The practice of homeopathy gained a strong presence in the United States during the 19th century. At the turn of the 20th century, there were more than 20 schools of homeopathy in the United States, with approximately 14,000 practitioners. As medical science advanced, the practice of homeopathy in the United States declined and included as few as 200 practitioners in the 1970s. However, since then, growing public interest in methods that engender the body's ability to heal itself has boosted an increase in the use of homeopathic medicine in the U.S. at a rate of approximately 20 percent per year. This is consistent with the escalating sale of drugs at Boiron, currently the world leader in production of homeopathic products. When Boiron USA was founded in 1983, the company shipped an average of 25 orders per day. Today the firm ships some 1,000 orders a day.

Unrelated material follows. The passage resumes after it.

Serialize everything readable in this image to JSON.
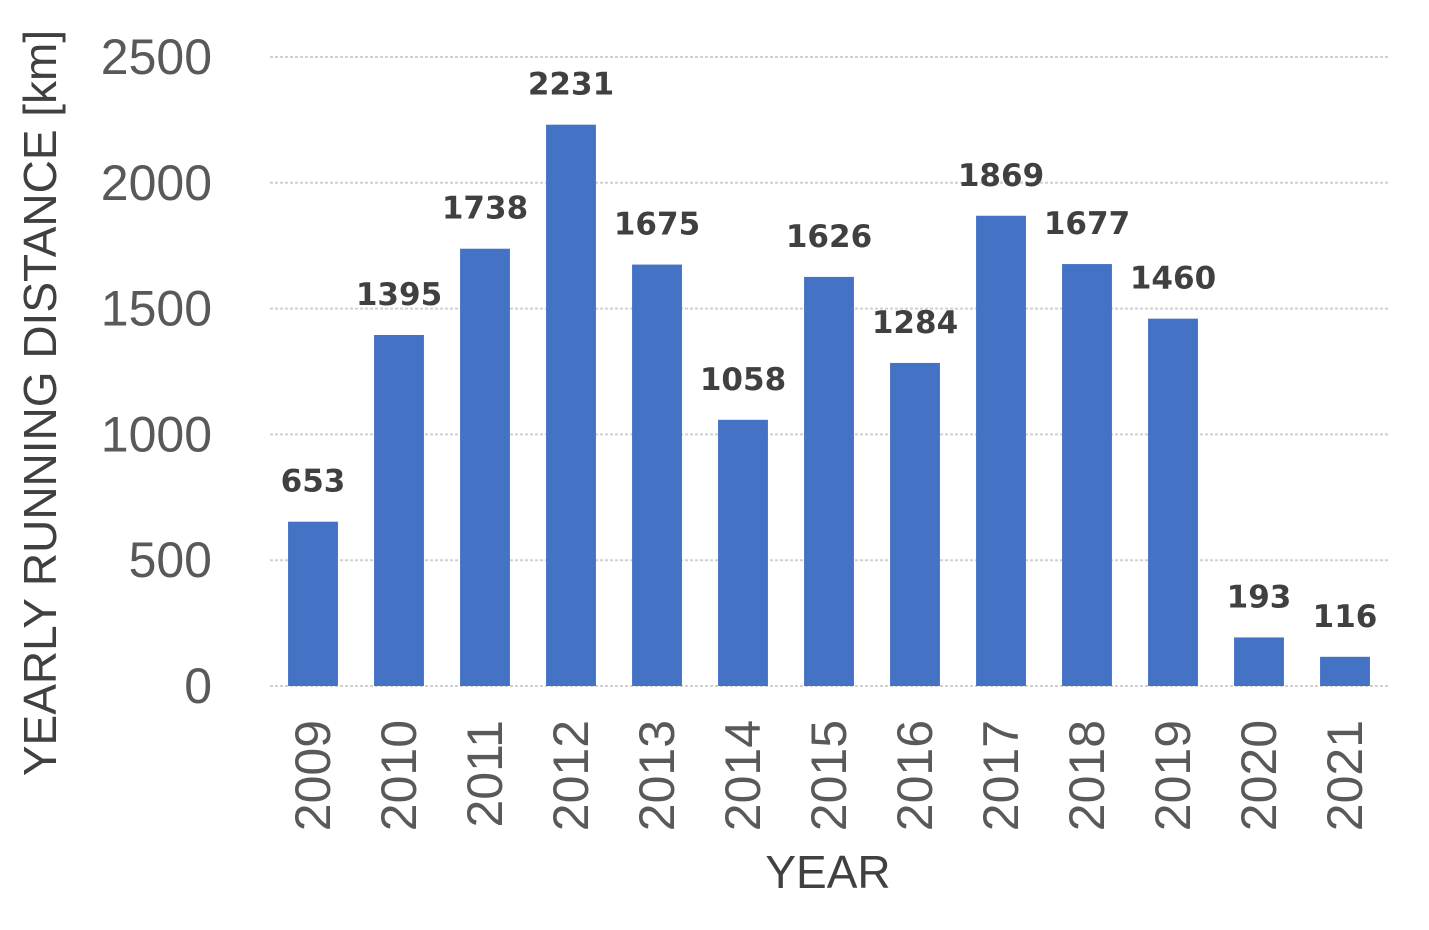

'MOTHER TINCTURE' Homeopathic medicines are derived from three sources: plants, animals and minerals. Source material is macerated in 70 percent alcohol and filtered to produce the mother tincture. This mother tincture is diluted in a 1:99 ratio with solvent and shaken 150 times, resulting in a 10-2 dilution. The procedure is repeated with successive dilutions until the therapeutic concentration is achieved. Dose frequency is based on stimulation of the body to heal itself, rather than maintenance of the active moiety concentration in the blood. Acute care requires multiple doses per day whereas treatments for chronic disease are administered once a week. Because of the high dilution, you cannot overdose. As Dr. Boyer puts it, "the dose is the same for an infant or a sumo wrestler."

POST-SURGICAL DROPLETS Dr. Boyer eagerly shares examples of homeopathic medicines that he considers to be especially relevant to facial and plastic surgery.

Arnica montana, a plant-derived medicine considered to be a vascular protector at homeopathic doses, significantly reduces post-operative ecchymosis in facial plastic surgery (Seeley et al. 2006). Dr. Boyer assured interested surgeons at the AAFRPS meeting that arnica taken internally has no reported side effects, notably no effect on coagulation.

Calendula officinalis , derived from the garden marigold, is valued for its antiseptic and healing properties notes Dr. Boyer. Applied externally, calendula is indicated for wounds, dermabrasion, laser resurfacing, peeling, glycolic acid treatments, scars and rash. It is the most frequent treatment used in burn wards in France, Dr. Boyer says. Calendula was also found to be highly effective in the prevention of acute dermatitis (grade 2 or higher) in patients who had been surgically treated for breast cancer and received post-operative radiation therapy (Pommier et al. 2004).